Module 12 Challenge
The purpose of this analysis is to build a model that can help us better identify the creditworthiness of borrowers (those seeking a loan). The basis of the model is built on current customer inputs that include loan size, interest rate, borrower income, debt to income, number of accounts, derogatory marks, total debt, and whether or not they were current on repaying the loan vs defaulting on the loan. Taking this data, we want to predict if we can build a model that could help us find healthy borrowers in the future (folks who don't end up defaulting on the loan) and avoid high risk borrowers who would likely default on loan payments. We split the data up into two variables utilizing the customers current loan status as the benchmark. If a client was current on a loan, the value we utilized was 0. If they were in default, the value we used was 1. This created 2 classes. The majority class is 0 and the minority class is 1. The data was imbalanced with 75036 loans current and only 2500 in default status. In order to help imporve our model output, we ran a linear regression model utilizing the original data first and then ran the linear regression model with random oversized resampling to bring balance to our 0 and 1 (75036 for each). Within the project, we started out reading the CSV file into jupyter lab. Next we created our X and y variables to help us isolate the loan status column (y) and the rest of the features (X). Next we needed to train the data with "train_test_split" from scikit library. Once that the data was trained, we fit it to the model with LogisticRegression, created our predictions, and evaluated the data. It was important to implement the RandomOverSampling on the resampled data before running the LogisticRegression, creating a prediction, and evaluating the "balanced" data.
-
Machine Learning Model 1:
- The logistic regression model scores high marks across the board regarding accuracy (95%), precision(100% for healthy and 85% for high-risk), recall (99% for healthy and 91% for high-risk), and f1 ratio (100% and 88% respectively) for both the majority sample size for healthy loans and minority sample size high risk loans.
-
Machine Learning Model 2:
- The linear Regression model scores high on accuracy (99%), high on precision (100% on healthy and 84% on high risk), high on recall (99% on both), and high on f1 (100% andd 91% respectively). It appears to do a good job of predicting both healthy loans and high-risk loans.

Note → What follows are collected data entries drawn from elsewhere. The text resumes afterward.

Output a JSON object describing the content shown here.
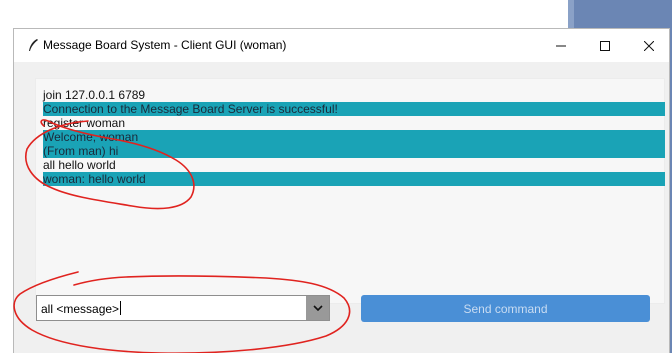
{
  "window": {
    "title": "Message Board System - Client GUI (woman)",
    "controls": {
      "minimize": "minimize-icon",
      "maximize": "maximize-icon",
      "close": "close-icon"
    }
  },
  "log": {
    "lines": [
      {
        "text": "join 127.0.0.1 6789",
        "highlighted": false
      },
      {
        "text": "Connection to the Message Board Server is successful!",
        "highlighted": true
      },
      {
        "text": "register woman",
        "highlighted": false
      },
      {
        "text": "Welcome, woman",
        "highlighted": true
      },
      {
        "text": "(From man) hi",
        "highlighted": true
      },
      {
        "text": "all hello world",
        "highlighted": false
      },
      {
        "text": "woman: hello world",
        "highlighted": true
      }
    ]
  },
  "command": {
    "value": "all <message>",
    "dropdown_icon": "chevron-down-icon"
  },
  "send_button": {
    "label": "Send command"
  },
  "colors": {
    "highlight": "#1aa3b6",
    "send_button": "#4a8fd6",
    "annotation": "#e0231f",
    "desktop": "#6b86b4"
  }
}
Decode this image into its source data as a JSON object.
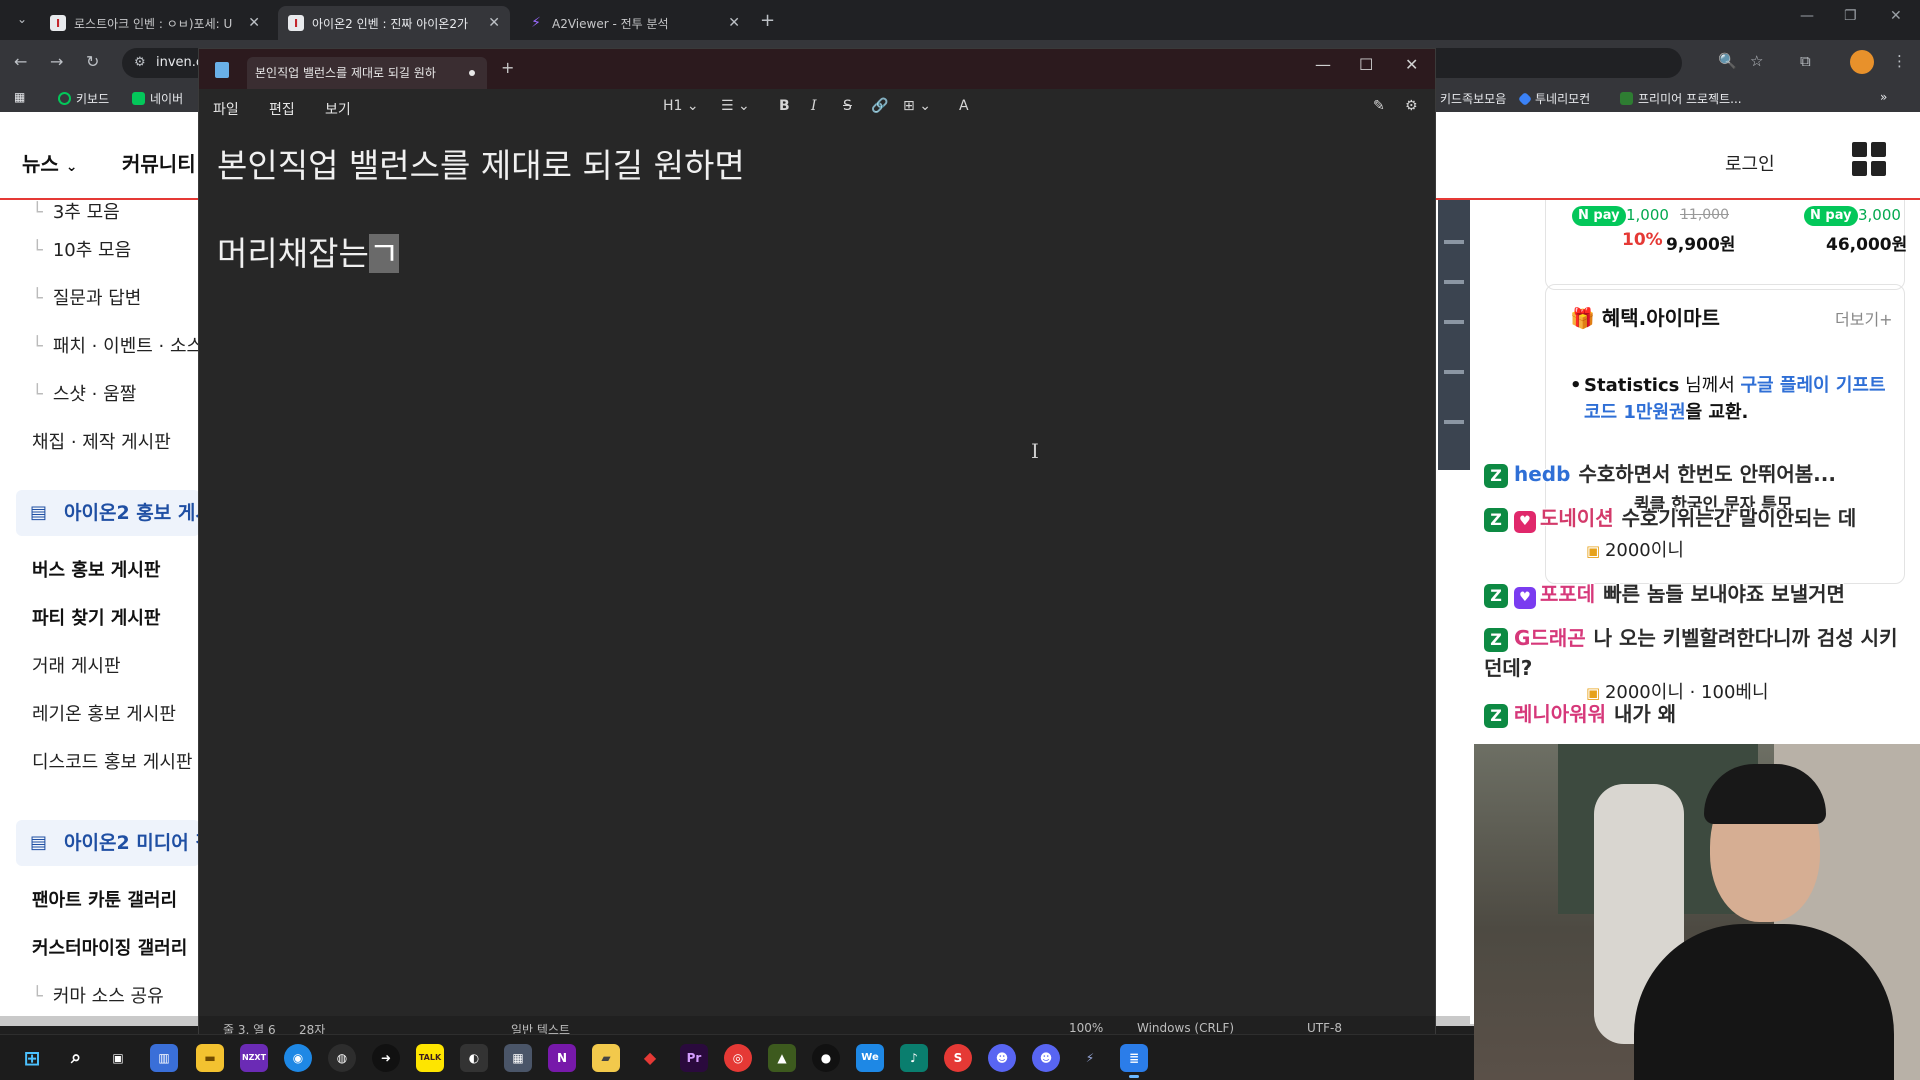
{
  "browser": {
    "tabs": [
      {
        "label": "로스트아크 인벤 : ㅇㅂ)포세: U",
        "active": false
      },
      {
        "label": "아이온2 인벤 : 진짜 아이온2가",
        "active": true
      },
      {
        "label": "A2Viewer - 전투 분석",
        "active": false
      }
    ],
    "address": "inven.c",
    "bookmarks": [
      "키보드",
      "네이버",
      "키드족보모음",
      "투네리모컨",
      "프리미어 프로젝트..."
    ]
  },
  "site": {
    "nav": [
      "뉴스",
      "커뮤니티"
    ],
    "login": "로그인",
    "left_menu": {
      "items_top": [
        "3추 모음",
        "10추 모음",
        "질문과 답변",
        "패치 · 이벤트 · 소스",
        "스샷 · 움짤"
      ],
      "item_craft": "채집 · 제작 게시판",
      "group1": "아이온2 홍보 게시판",
      "group1_items": [
        "버스 홍보 게시판",
        "파티 찾기 게시판",
        "거래 게시판",
        "레기온 홍보 게시판",
        "디스코드 홍보 게시판"
      ],
      "group2": "아이온2 미디어 갤러리",
      "group2_items": [
        "팬아트 카툰 갤러리",
        "커스터마이징 갤러리",
        "커마 소스 공유"
      ]
    },
    "pay": {
      "npay": "N pay",
      "p1_price": "1,000",
      "p1_old": "11,000",
      "p1_pct": "10%",
      "p1_new": "9,900원",
      "p2_price": "3,000",
      "p2_new": "46,000원"
    },
    "benefit": {
      "title": "혜택.아이마트",
      "more": "더보기+",
      "user": "Statistics",
      "mid": " 님께서 ",
      "link": "구글 플레이 기프트 코드 1만원권",
      "end": "을 교환."
    }
  },
  "chat": [
    {
      "nick": "hedb",
      "text": "수호하면서 한번도 안뛰어봄..."
    },
    {
      "nick": "",
      "text": "퀵클 한국인 문자 특모"
    },
    {
      "nick": "도네이션",
      "text": "수호기위는간 말이안되는 데"
    },
    {
      "donate": "2000이니"
    },
    {
      "nick": "포포데",
      "text": "빠른 놈들 보내야죠 보낼거면"
    },
    {
      "nick": "G드래곤",
      "text": "나 오는 키벨할려한다니까 검성 시키던데?"
    },
    {
      "donate": "2000이니 · 100베니"
    },
    {
      "nick": "레니아워워",
      "text": "내가 왜"
    }
  ],
  "notepad": {
    "tab_title": "본인직업 밸런스를 제대로 되길 원하",
    "menu": [
      "파일",
      "편집",
      "보기"
    ],
    "format": {
      "heading": "H1",
      "list": "☰",
      "bold": "B",
      "italic": "I",
      "strike": "S",
      "link": "🔗",
      "table": "⊞",
      "spell": "A"
    },
    "lines": [
      "본인직업 밸런스를 제대로 되길 원하면",
      "머리채잡는"
    ],
    "composing_char": "ㄱ",
    "status": {
      "position": "줄 3, 열 6",
      "chars": "28자",
      "format": "일반 텍스트",
      "zoom": "100%",
      "eol": "Windows (CRLF)",
      "encoding": "UTF-8"
    }
  },
  "taskbar": {
    "icons": [
      "windows-start-icon",
      "search-icon",
      "task-view-icon",
      "widgets-icon",
      "file-explorer-icon",
      "nzxt-icon",
      "app-icon",
      "app-icon",
      "app-icon",
      "kakaotalk-icon",
      "app-icon",
      "calculator-icon",
      "onenote-icon",
      "sticky-notes-icon",
      "app-icon",
      "premiere-icon",
      "chrome-icon",
      "app-icon",
      "app-icon",
      "weverse-icon",
      "tiktok-icon",
      "app-icon",
      "discord-icon",
      "discord-icon",
      "app-icon",
      "notepad-icon"
    ],
    "labels": {
      "nzxt": "NZXT",
      "kakao": "TALK",
      "premiere": "Pr",
      "onenote": "N",
      "weverse": "We",
      "s": "S"
    }
  }
}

- Which one seems to perform best? How do you know it performs best? Based on the accuaracy scores, Model 2 performed the best (99% vs 95%). Given the imbalanced data set, it's important to dig deeper than just the accuracy numbers. With that in mind, Model 2 outperforms on recall as well whicch means it has a higher likely hood of predicting borrowers who would default. They are about equal on precision of data. All in all, both models perfromed well but model 2 has a slight advantage in predicting high risk borrowers which is ultimately what we want to avoid.